Evento aconteceu na Assembleia Legislativa na segunda-feira, 13/03.

Por Redação em 15/03/2017
(Foto: Divulgação / ALRS)
Prefeito José Flávio participou de audiência sobre segurança pública

A transferência temporária de 400 policiais militares do interior do Rio Grande do Sul para a Região Metropolitana de Porto Alegre e Litoral Norte causou preocupação entre moradores e prefeitos das cidades de origem dos PMs. O reforço partiu de Santa Maria, na Região Central; Passo Fundo, no Norte; Santa Cruz do Sul, no Vale do Rio Pardo; e Bagé, na Campanha. Devido à situação, prefeitos de cidades do interior foram até a Assembleia Legislativa pedir ajuda dos deputados e cobrar mais policiais nas ruas.

Os relatos de três prefeitos, na abertura da audiência pública da Comissão Especial de Segurança Pública do Rio Grande do Sul, realizada na noite de segunda-feira (13) na Assembleia Legislativa, revelam que o Interior gaúcho vive momentos de pânico. Com o efetivo policial reduzido, pequenos municípios viraram palco da ação de criminosos, que têm como alvos, especialmente, agências bancárias, postos de gasolinas e estabelecimentos comerciais.

“Dia 8 de março, nossa cidade se tornou cenário de um verdadeiro faroeste. Um grupo fortemente armado fez um cordão humano para facilitar o roubo de um banco. Não tivemos chance de defesa, pois só contamos com dois policiais militares que ainda têm que integrar a patrulha da ronda regional em outros sete municípios”, afirmou o prefeito de Fontoura Xavier, José Flávio Godoy da Rosa.
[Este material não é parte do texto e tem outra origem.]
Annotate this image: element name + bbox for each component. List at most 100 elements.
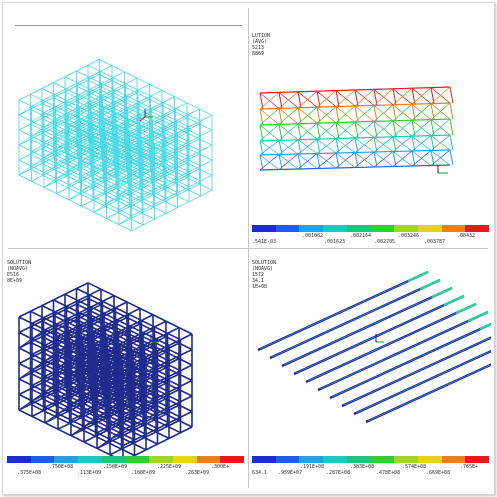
frame-member xyxy=(109,367,124,378)
contour-brace xyxy=(373,120,394,138)
legend-line: 1E+08 xyxy=(252,284,268,290)
contour-color-band xyxy=(299,225,324,232)
contour-brace xyxy=(316,122,337,140)
legend-line: (NOAVG) xyxy=(7,266,29,272)
frame-member xyxy=(68,128,150,171)
contour-member xyxy=(430,150,435,166)
frame-member xyxy=(31,125,113,167)
frame-member xyxy=(18,165,32,176)
frame-member xyxy=(99,119,213,176)
contour-label: .002705 xyxy=(374,239,396,245)
contour-brace xyxy=(392,150,413,167)
contour-color-band xyxy=(394,456,418,463)
frame-member xyxy=(18,135,32,146)
frame-member xyxy=(106,117,188,159)
frame-member xyxy=(56,137,138,179)
frame-member xyxy=(18,105,32,116)
frame-member xyxy=(87,94,201,152)
frame-member xyxy=(57,404,72,415)
frame-member xyxy=(18,104,100,146)
frame-member xyxy=(81,90,163,132)
contour-member xyxy=(354,121,359,139)
contour-member xyxy=(259,108,264,126)
frame-member xyxy=(87,79,201,137)
contour-member xyxy=(297,91,302,108)
contour-brace xyxy=(335,89,356,107)
contour-member xyxy=(430,87,435,104)
contour-member xyxy=(392,120,397,137)
frame-member xyxy=(93,156,175,198)
legend-line: 34.1 xyxy=(252,278,265,284)
frame-member xyxy=(56,152,138,194)
frame-member xyxy=(56,92,138,134)
frame-member xyxy=(53,82,167,139)
wireframe-model xyxy=(18,59,213,232)
contour-label: .263E+09 xyxy=(185,470,210,476)
frame-member xyxy=(118,155,132,165)
contour-member xyxy=(278,154,283,170)
legend-line: LUTION xyxy=(252,33,271,39)
contour-label: .191E+08 xyxy=(300,464,325,470)
legend-line: E516 xyxy=(7,272,20,278)
contour-brace xyxy=(316,90,337,108)
contour-brace xyxy=(354,105,375,123)
contour-brace xyxy=(297,153,318,170)
frame-member xyxy=(18,74,100,116)
displacement-model xyxy=(259,86,454,174)
frame-member xyxy=(81,105,163,147)
frame-member xyxy=(81,181,95,192)
contour-color-band xyxy=(441,225,466,232)
panel4-legend: SOLUTION (NOAVG) 1572 34.1 1E+08 xyxy=(252,260,276,290)
frame-member xyxy=(87,64,201,122)
frame-member xyxy=(118,123,200,165)
contour-brace xyxy=(259,154,280,171)
frame-member xyxy=(106,177,188,219)
frame-member xyxy=(83,354,98,365)
frame-member xyxy=(41,148,155,205)
contour-member xyxy=(278,108,283,125)
frame-member xyxy=(43,131,125,173)
frame-member xyxy=(31,329,46,340)
frame-member xyxy=(56,122,138,164)
stress-beams-model xyxy=(257,270,491,424)
beam-end xyxy=(419,278,441,291)
contour-member xyxy=(297,107,302,124)
frame-member xyxy=(64,151,178,208)
contour-label: .300E+ xyxy=(211,464,230,470)
frame-member xyxy=(99,104,213,161)
contour-brace xyxy=(392,119,413,138)
frame-member xyxy=(18,134,100,176)
frame-member xyxy=(43,148,57,158)
frame-member xyxy=(106,102,188,144)
contour-brace xyxy=(430,134,451,151)
frame-member xyxy=(64,106,178,163)
frame-member xyxy=(106,162,188,204)
contour-brace xyxy=(316,138,337,154)
frame-member xyxy=(68,160,82,171)
contour-brace xyxy=(316,106,337,124)
frame-member xyxy=(44,382,59,393)
contour-member xyxy=(316,107,321,124)
frame-member xyxy=(56,77,138,119)
contour-brace xyxy=(411,119,432,137)
contour-color-bar xyxy=(7,456,245,463)
frame-member xyxy=(43,178,57,188)
legend-line: (NOAVG) xyxy=(252,266,274,272)
contour-color-band xyxy=(417,456,442,463)
frame-member xyxy=(76,100,190,158)
frame-member xyxy=(68,98,150,141)
frame-member xyxy=(31,157,45,167)
contour-brace xyxy=(335,137,356,154)
contour-member xyxy=(449,102,454,120)
frame-member xyxy=(18,338,33,349)
beam-highlight xyxy=(283,288,451,366)
frame-member xyxy=(93,171,175,213)
panel-stress-rack: SOLUTION (NOAVG) E516 8E+09 .750E+08 .15… xyxy=(5,250,246,491)
axis-z xyxy=(139,116,146,122)
contour-member xyxy=(278,92,283,109)
contour-member xyxy=(373,89,378,106)
frame-member xyxy=(64,136,178,193)
contour-brace xyxy=(430,118,451,136)
contour-brace xyxy=(354,151,375,168)
contour-brace xyxy=(259,140,280,156)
BM garante que não haverá prejuízo para população

A Secretaria de Segurança Pública (SSP) afirma que foram autorizadas horas extras para PMs que ficaram no interior e, por isso, o policiamento não ficará comprometido.
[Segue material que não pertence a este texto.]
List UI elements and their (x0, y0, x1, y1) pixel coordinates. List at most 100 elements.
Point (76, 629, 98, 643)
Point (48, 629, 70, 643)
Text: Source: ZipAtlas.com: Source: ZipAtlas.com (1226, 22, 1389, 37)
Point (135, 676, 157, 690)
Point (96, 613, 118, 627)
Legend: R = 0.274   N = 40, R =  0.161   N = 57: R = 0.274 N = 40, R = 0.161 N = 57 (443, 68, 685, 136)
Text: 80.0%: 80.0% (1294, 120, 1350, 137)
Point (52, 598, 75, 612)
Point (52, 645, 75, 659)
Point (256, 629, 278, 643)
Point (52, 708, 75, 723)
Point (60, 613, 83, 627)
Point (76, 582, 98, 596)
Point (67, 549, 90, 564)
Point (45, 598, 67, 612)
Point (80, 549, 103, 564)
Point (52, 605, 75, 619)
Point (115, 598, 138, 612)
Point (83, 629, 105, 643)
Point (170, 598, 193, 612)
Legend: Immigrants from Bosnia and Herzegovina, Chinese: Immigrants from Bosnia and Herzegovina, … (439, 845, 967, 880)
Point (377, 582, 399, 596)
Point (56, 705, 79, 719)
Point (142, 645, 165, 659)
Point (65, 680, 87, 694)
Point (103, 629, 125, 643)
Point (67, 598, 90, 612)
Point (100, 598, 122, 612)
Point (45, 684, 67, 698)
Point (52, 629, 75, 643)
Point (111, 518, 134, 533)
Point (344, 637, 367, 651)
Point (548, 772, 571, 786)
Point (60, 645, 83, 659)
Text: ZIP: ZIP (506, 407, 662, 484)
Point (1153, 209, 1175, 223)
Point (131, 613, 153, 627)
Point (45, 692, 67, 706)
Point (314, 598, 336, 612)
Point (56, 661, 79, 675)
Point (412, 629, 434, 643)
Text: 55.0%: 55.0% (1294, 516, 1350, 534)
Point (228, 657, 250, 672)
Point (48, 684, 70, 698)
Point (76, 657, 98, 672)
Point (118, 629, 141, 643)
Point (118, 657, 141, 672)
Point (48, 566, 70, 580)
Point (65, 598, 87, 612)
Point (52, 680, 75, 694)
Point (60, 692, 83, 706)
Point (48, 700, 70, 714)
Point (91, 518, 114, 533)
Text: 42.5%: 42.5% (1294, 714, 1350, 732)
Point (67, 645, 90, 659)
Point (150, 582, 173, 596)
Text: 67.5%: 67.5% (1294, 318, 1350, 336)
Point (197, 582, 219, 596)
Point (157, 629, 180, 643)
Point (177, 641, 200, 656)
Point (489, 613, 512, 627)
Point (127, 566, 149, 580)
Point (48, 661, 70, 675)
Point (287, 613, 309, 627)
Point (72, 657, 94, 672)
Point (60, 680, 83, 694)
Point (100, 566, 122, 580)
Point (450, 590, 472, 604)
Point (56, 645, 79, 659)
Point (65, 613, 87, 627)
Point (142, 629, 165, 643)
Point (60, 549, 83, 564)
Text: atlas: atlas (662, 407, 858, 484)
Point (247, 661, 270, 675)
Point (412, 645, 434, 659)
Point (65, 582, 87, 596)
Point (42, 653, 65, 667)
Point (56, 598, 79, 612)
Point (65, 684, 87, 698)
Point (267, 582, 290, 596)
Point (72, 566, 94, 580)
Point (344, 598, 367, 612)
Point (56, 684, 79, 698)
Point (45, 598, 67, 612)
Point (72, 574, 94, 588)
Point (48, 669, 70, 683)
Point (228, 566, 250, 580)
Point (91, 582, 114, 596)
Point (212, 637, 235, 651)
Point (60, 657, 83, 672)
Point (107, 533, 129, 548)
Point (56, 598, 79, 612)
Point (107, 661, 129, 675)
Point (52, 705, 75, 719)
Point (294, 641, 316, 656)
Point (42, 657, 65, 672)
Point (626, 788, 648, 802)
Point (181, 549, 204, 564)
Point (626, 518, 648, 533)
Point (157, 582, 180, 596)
O subcomandante-geral da Brigada Militar, Mário Ikeda, explica que podem ocorrer remanejamentos. “Não quer dizer que esses locais que nós retiramos policiais, que eventualmente tendo algum acontecimento, alguma ocorrência policial, que nós não possamos remanejar esses policiais para esses locais, dando o atendimento específico nessas ocorrências”.

O secretário de Segurança Pública, Cezar Schirmer, estava na audiência pública na Assembleia Legislativa mas não prometeu reforço. Disse que o governo está trabalhando em uma nova estratégia: integração de vários órgãos de segurança para enfrentar a criminalidade.
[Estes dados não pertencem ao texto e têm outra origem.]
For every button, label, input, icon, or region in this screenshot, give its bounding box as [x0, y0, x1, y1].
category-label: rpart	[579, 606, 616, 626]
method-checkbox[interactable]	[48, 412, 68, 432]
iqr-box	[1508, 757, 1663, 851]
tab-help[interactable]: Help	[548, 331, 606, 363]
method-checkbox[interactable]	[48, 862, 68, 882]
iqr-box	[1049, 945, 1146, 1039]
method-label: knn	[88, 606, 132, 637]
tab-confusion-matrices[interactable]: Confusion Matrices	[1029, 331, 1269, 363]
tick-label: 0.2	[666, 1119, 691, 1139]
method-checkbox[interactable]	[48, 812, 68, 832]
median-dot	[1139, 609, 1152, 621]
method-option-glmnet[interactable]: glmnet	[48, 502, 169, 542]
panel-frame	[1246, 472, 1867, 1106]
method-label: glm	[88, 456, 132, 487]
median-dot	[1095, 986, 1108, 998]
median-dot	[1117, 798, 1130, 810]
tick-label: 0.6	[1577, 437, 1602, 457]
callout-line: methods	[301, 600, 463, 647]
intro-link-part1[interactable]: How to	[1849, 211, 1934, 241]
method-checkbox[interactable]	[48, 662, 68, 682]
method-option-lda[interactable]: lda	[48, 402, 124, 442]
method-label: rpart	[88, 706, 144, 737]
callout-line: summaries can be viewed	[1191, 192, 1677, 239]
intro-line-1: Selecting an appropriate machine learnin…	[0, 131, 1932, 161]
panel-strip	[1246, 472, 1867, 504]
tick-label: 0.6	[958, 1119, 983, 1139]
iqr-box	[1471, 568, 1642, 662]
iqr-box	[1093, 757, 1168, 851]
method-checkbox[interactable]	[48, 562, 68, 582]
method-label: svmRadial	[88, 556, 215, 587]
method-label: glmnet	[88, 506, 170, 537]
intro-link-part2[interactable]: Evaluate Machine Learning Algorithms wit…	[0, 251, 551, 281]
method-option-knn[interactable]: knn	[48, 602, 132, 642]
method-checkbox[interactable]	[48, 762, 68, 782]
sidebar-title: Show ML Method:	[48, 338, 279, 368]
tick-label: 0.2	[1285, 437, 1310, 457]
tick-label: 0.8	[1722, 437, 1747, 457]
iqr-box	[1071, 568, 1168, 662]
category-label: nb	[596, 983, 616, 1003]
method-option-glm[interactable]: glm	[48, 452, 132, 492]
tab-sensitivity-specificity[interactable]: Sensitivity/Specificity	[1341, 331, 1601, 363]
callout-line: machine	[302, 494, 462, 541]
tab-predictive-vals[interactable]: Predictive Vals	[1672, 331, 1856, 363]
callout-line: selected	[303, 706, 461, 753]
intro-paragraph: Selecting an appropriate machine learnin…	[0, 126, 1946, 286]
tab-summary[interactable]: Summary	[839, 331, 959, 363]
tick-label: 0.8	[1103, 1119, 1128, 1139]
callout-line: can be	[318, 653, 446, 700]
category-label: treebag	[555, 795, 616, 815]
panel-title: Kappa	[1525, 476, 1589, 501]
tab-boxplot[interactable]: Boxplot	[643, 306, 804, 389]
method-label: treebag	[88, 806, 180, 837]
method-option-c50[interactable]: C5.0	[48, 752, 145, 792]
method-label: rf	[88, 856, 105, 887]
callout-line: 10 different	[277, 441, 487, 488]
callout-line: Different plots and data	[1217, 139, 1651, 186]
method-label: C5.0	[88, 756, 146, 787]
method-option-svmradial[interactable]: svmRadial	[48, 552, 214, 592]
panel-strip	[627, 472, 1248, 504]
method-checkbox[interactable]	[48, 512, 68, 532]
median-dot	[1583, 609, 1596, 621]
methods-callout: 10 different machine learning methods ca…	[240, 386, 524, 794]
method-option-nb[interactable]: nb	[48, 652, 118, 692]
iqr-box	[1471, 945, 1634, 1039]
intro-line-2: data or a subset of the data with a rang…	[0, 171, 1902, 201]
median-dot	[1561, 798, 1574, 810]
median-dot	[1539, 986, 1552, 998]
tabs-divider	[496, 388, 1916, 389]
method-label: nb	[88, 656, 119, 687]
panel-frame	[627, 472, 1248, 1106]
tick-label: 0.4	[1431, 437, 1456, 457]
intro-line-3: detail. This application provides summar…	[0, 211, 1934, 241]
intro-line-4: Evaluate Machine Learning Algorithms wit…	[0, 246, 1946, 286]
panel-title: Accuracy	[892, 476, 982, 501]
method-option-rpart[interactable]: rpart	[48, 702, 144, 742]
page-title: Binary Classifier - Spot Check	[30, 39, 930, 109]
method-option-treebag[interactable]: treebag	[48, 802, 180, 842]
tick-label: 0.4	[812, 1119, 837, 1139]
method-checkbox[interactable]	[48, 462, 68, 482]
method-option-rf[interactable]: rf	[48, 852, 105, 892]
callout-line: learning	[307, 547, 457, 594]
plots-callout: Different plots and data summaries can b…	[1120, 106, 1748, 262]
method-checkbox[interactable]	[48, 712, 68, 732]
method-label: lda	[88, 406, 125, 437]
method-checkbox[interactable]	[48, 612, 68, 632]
A experiência deve começar em 15 dias, primeiro com os 21 municípios que registraram o maior número de crimes. Em Caxias do Sul, o secretário anunciou que nos próximos dias o Exército vai atuar nas ruas junto com a Brigada Militar.

“O Exército pode nos ajudar muito porque, junto com a Brigada, é mais um contingente que vai estar na rua, com a farda, com a arma, com barreiras, enfim, agindo em favor da segurança pública”.

Federação dos Municípios do Rio Grande do Sul emitiu uma nota criticando o governo gaúcho por conta da decisão de retirar agentes da Brigada Militar do interior do Estado para reforçar o policiamento em Porto Alegre. De acordo levantamento feito pela entidade, 60% das cidades do Rio Grande do Sul têm menos de dois PMs atuando por turno.

Conforme a instituição, a medida do governo não resolverá os problemas de violência na Capital e Região Metropolitana e prejudicará as cidades do interior. Ontem, o Executivo confirmou o início da chegada de 400 agentes da PM oriundos do interior do Rio Grande do Sul a Porto Alegre.

Segundo a nota da Famurs, cerca de 100 PMs estão sendo retirados de Passo Fundo, o que prejudica as atividades da corporação na região. O presidente da Associação dos Municípios do Planalto (Ampla) e prefeito de Ciríaco, Arlindo Lopes, frisou que no dia 23 haverá uma reunião com a Casa Civil do RS para solicitar aumento de efetivo.

“Nós precisávamos que viessem mais 100 policiais para a nossa região, ao invés de retirarem”, diz Lopes, frisando que a insatisfação é de todos os prefeitos da região.

O vice-presidente da Famurs, Marcelo Schreinert, lembrou ainda que as cidades menos populosas estão sofrendo com ataques a agências bancárias, e estão sem efetivo.